I know several teachers who’ve retired or changed careers, and most of them have trouble getting rid of their old lesson plans. It’s hard to discard work we slaved over, researched, and taught. But people are different. One retired teacher kept her papers and lesson plans for years, but another threw out her lessons plans, textbooks, and schedules the week after she retired. What makes one person one way and another the other way? I don’t know, but I’m in the camp of teachers who find it hard to forget the hours we labored to make grammar, literature, creative writing, and communication skills relevant for our students.
I have good memories of days in the classroom, and the memories of my former teachers are even more precious. I studied Shakespeare with a leading Shakespearean scholar. I studied short stories with a highly regarded writer. I discussed literary themes with the best of literary critics. Those were heady times for someone like me who loved the literary arts. I still have notebooks from those classes. But alas, I can’t continue to live in the past.

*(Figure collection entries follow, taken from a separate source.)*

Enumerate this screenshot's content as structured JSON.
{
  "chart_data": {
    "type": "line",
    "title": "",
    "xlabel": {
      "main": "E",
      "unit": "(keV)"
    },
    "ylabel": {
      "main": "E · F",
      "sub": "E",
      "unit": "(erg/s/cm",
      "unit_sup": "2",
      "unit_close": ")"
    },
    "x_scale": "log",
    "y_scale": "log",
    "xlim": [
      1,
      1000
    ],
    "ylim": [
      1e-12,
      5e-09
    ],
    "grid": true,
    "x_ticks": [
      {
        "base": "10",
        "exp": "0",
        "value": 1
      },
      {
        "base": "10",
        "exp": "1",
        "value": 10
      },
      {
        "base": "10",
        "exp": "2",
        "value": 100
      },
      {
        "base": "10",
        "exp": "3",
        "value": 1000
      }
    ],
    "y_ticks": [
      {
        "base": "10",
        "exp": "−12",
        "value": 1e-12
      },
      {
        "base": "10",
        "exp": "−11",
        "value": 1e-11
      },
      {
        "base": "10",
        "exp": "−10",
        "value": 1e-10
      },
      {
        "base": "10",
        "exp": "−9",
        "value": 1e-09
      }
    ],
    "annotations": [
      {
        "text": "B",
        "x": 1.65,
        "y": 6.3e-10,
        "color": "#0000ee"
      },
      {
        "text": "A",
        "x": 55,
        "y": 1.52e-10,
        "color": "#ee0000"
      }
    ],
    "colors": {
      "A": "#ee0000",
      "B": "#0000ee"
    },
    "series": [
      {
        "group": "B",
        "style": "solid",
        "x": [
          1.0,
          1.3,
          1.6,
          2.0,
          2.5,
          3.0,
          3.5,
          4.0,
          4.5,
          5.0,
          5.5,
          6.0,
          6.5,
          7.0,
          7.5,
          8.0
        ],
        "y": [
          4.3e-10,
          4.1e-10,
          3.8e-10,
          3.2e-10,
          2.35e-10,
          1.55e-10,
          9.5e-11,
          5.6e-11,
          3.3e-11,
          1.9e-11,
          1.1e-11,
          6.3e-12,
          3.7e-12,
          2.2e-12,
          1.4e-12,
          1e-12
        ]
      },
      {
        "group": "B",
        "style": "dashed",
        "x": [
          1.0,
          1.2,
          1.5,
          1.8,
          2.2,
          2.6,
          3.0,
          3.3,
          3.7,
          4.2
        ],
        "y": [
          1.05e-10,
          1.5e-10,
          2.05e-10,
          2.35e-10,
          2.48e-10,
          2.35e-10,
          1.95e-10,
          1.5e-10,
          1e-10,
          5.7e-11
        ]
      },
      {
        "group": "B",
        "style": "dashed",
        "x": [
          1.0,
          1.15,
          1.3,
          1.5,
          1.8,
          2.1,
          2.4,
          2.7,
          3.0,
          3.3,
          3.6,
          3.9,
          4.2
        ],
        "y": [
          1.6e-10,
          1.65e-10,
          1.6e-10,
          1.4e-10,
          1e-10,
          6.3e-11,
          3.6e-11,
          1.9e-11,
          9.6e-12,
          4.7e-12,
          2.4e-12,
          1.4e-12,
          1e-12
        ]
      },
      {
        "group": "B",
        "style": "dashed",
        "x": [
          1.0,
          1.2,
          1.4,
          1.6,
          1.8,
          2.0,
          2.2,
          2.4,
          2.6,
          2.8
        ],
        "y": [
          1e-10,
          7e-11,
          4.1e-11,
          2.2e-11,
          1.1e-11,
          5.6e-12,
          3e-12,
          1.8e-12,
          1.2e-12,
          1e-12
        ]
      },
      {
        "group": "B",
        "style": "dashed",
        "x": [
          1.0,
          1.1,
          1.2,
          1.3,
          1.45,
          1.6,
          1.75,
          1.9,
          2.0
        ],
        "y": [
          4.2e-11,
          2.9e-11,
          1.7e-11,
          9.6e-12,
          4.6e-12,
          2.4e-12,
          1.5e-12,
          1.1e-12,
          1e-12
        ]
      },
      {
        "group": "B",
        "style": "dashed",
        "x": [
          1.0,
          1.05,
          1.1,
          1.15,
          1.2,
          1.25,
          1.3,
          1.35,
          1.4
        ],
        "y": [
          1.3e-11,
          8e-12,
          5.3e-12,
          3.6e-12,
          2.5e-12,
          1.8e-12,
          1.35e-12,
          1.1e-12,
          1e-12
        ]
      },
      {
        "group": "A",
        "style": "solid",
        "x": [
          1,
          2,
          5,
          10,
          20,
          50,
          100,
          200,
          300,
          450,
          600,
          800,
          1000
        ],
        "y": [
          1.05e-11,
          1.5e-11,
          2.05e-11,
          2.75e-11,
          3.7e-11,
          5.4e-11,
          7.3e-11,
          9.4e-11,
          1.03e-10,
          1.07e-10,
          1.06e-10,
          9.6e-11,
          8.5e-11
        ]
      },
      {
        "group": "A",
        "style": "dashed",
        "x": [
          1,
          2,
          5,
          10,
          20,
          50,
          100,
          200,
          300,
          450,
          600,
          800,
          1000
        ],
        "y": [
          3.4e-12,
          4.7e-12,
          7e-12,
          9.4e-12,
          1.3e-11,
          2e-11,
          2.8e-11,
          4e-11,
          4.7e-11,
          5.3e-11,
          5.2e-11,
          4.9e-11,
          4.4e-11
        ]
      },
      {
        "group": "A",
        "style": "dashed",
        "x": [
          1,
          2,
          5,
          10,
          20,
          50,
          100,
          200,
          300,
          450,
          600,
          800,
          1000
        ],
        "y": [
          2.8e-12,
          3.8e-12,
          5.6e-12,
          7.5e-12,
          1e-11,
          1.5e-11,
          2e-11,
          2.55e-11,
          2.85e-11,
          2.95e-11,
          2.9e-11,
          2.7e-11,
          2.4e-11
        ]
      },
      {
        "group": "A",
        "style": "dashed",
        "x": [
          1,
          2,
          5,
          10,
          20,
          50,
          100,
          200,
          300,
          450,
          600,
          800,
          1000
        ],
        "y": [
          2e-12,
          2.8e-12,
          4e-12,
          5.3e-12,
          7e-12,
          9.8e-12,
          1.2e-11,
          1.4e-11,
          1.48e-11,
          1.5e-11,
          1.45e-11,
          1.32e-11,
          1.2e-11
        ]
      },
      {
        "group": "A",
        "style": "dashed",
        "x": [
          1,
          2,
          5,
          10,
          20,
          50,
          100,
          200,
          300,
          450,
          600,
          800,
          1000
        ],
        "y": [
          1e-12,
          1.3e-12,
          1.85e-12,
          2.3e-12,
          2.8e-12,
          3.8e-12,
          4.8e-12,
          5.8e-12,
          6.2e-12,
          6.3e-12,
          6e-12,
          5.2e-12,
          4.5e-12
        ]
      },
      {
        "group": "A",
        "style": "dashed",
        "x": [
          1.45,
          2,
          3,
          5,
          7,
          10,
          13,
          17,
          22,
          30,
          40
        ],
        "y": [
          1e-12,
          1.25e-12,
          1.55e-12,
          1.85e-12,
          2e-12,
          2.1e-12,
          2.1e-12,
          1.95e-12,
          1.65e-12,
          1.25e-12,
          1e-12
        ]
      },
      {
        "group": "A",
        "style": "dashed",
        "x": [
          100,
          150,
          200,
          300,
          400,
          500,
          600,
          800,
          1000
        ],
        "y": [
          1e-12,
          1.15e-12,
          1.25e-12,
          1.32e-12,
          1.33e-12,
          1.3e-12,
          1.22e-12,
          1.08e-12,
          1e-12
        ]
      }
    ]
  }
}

The first papers I discarded from my teaching days were old examination papers. I looked them over, remembered the students and their anguish over having to write those papers. The second batch of work I’ve discarded are some lesson plans—not all. Still on my table are my syllabi and the rosters for each class. Those I can’t yet give up. The fourth batch of papers I will throw away are the student evaluation papers. .I haven’t tossed them out yet, but by the end of January they will be gone. The marks and comments reflected students’ ideas of whether or not I was a good presenter, offered directions clearly, or listened to their complaints with understanding. At the time, I had to remind myself that I should not judge myself as successful or a failure by those remarks. Teachers have a hard enough time teaching without having to think about whether they are entertaining. Moreover, the teachers I most fondly remember are the ones who were tough and demanding. In my mind, teachers should be among the highest paid and most respected professionals in our society.